訓示が終わると、第1空挺団の隊員による空挺降下の予定でしたが、強風の為にキャンセル。アナウンスで中止が告げられると、集まった観衆から残念そうな声が。危険でもありますし、流されて民家などに行ってしまってはいけませんから、やむを得ませんね。
陸上自衛隊中央音楽隊、海上自衛隊東京音楽隊、航空自衛隊航空中央音楽隊合同による音楽隊の演奏で、いよいよ観閲行進が始まります。指揮をするのは陸上自衛隊中央音楽隊長。
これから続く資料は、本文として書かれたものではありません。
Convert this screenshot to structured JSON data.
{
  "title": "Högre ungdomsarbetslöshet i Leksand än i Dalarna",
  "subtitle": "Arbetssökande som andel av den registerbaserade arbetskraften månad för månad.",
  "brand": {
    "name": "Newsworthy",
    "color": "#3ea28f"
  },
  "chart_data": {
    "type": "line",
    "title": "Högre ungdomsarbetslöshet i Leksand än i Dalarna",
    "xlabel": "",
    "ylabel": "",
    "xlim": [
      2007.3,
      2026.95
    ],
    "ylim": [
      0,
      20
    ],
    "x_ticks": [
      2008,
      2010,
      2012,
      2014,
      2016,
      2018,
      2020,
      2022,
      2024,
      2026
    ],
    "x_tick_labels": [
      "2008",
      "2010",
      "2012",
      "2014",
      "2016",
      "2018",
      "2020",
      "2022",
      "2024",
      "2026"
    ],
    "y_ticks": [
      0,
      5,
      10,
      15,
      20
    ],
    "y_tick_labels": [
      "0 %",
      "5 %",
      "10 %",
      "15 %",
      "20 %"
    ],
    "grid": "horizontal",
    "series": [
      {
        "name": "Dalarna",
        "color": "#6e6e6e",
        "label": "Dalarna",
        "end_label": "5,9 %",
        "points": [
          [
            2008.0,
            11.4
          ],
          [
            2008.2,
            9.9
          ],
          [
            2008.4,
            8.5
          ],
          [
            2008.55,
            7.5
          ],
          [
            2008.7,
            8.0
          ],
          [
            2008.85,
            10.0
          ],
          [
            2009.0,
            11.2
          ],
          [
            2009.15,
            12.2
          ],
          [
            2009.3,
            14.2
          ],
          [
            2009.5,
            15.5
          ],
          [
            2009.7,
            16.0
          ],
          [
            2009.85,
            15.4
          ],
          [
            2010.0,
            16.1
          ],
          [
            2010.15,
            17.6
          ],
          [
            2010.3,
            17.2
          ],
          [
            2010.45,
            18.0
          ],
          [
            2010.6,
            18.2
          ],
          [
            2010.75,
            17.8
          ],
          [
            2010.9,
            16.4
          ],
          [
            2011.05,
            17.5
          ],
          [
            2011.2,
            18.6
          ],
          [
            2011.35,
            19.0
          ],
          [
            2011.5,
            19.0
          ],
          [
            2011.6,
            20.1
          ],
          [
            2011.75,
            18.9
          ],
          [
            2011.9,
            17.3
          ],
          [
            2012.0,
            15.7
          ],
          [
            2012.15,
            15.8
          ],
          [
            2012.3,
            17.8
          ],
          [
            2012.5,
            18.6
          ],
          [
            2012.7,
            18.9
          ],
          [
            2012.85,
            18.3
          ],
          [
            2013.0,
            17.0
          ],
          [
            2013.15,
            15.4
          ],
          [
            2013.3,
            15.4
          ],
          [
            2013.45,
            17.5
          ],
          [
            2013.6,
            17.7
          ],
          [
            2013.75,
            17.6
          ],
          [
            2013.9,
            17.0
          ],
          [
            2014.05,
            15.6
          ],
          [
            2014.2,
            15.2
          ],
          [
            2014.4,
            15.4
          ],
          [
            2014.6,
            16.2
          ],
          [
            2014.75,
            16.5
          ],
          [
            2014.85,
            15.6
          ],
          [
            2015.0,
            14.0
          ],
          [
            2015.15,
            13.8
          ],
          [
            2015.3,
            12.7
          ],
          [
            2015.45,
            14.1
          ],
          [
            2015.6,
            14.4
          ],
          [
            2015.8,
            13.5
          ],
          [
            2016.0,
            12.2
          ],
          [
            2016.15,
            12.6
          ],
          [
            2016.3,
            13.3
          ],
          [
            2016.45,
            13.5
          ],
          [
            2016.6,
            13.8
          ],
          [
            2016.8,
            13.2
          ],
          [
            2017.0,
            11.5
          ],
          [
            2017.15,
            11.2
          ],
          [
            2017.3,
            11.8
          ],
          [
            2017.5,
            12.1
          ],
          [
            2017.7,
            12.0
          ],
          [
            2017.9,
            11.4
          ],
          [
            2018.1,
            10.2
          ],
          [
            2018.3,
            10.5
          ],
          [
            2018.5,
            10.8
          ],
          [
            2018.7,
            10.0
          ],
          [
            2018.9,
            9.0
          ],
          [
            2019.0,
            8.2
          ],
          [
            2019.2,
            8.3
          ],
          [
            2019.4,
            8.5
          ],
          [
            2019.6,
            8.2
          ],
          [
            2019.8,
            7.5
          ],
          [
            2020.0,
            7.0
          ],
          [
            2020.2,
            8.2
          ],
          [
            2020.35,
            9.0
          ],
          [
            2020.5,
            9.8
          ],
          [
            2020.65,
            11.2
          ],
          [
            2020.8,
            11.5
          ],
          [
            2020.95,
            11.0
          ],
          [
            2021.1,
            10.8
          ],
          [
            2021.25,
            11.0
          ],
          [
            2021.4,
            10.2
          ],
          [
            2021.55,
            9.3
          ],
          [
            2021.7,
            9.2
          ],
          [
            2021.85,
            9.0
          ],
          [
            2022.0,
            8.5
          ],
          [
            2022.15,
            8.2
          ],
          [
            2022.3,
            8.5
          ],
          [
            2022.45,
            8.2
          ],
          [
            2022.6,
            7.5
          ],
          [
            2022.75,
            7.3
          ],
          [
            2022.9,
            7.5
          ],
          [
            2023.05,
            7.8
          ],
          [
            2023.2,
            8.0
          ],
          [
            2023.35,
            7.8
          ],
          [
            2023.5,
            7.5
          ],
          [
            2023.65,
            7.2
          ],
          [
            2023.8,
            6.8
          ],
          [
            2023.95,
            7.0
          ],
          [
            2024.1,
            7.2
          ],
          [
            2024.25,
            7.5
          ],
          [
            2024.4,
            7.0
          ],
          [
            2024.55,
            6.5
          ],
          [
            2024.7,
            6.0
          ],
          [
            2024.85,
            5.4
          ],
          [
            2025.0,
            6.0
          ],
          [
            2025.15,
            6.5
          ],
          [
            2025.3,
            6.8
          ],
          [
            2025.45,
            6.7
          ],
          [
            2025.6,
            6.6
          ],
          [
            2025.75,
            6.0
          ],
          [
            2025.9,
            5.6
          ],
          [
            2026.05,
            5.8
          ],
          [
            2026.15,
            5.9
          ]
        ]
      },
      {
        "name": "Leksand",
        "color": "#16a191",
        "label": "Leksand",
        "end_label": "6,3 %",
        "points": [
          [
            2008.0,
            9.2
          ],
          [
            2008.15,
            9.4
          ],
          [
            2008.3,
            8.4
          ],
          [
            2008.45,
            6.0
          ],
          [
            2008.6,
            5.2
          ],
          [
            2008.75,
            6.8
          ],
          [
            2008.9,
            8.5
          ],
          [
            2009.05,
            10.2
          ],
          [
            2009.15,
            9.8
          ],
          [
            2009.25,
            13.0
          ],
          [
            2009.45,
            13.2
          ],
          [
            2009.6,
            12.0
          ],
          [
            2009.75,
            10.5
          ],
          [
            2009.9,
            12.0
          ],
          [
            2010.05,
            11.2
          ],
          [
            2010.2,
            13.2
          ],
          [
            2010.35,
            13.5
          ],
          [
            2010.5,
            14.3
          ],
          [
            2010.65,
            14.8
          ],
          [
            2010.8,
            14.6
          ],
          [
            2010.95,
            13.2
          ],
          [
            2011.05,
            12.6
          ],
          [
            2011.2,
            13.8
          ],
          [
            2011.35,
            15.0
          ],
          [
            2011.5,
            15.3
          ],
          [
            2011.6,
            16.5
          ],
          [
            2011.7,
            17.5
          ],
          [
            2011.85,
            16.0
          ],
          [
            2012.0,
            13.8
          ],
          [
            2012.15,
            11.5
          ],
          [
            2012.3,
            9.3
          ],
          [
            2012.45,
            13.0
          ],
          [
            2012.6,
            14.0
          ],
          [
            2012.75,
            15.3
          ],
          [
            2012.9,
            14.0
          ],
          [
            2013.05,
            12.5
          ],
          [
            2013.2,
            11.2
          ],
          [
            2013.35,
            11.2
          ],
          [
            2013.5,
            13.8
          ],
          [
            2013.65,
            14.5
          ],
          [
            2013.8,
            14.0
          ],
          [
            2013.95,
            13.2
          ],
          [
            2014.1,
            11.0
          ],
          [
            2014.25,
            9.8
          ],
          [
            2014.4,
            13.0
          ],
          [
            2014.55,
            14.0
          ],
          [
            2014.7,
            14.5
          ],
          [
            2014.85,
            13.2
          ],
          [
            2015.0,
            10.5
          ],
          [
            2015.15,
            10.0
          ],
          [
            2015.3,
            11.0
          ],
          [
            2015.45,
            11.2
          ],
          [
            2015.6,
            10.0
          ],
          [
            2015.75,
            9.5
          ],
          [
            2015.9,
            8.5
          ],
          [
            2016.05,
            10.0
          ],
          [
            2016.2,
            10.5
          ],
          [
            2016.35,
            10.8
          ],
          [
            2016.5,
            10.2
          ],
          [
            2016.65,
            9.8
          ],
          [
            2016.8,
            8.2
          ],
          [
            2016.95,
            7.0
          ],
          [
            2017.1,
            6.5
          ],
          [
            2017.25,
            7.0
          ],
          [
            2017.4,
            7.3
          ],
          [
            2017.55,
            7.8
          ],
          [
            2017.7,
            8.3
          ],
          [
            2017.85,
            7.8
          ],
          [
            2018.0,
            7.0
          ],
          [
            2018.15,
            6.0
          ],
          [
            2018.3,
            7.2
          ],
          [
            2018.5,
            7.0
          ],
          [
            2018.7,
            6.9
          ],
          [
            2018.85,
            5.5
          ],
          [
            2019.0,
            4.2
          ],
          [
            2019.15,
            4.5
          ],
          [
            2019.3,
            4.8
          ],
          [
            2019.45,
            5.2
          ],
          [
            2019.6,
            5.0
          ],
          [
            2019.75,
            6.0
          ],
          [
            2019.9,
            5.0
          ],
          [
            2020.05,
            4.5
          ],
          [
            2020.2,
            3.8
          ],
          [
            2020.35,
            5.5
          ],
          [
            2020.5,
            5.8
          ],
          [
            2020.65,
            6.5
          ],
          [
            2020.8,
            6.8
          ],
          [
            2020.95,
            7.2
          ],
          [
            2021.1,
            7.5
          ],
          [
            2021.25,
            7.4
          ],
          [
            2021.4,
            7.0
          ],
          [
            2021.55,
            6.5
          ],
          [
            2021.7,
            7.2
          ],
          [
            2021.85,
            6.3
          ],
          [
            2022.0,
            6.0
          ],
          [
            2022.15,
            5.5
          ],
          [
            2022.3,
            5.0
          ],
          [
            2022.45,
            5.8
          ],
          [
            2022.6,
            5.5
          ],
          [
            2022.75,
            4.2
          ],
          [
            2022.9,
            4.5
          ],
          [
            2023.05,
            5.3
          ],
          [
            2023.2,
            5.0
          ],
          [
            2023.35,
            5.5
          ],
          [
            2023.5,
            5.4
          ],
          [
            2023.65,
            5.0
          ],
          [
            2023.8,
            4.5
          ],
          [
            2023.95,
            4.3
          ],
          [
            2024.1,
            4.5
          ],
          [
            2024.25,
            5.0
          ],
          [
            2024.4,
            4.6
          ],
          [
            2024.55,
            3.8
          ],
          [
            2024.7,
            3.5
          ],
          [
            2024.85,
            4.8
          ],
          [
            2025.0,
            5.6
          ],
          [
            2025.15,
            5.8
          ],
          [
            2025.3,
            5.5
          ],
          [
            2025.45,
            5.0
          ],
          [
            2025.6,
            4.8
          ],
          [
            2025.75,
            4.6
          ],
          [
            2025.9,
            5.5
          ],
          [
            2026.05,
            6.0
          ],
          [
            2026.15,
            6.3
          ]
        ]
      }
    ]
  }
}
観閲部隊指揮官である第1師団長の車を先頭に、まずは徒歩行進です。「陸軍分列行進曲」にのって、防衛大学校学生隊、防衛医科大学校学生隊、高等工科学校生徒隊と、自衛隊の未来を担う人材が行進。防衛大学校と高等工科学校の代表はサーベル、そして防衛医科大学校の代表は医学の象徴である「アスクレピオスの杖」を持っての行進です。
学生に続いて普通科部隊、空挺部隊が行進。普通科部隊は第1普通科連隊に所属する隊員達。今回の観閲式に参加している部隊の多くは、10月16日以降、伊豆大島で発生した土砂災害の行方不明者捜索の為に災害派遣されている部隊でもあります。災害派遣された隊員も観閲行進する隊員も、どちらも自衛隊の代表として活動している訳ですが、伊豆大島で行方不明者を捜索している同僚達の思いも乗せて、彼らは行進している訳です。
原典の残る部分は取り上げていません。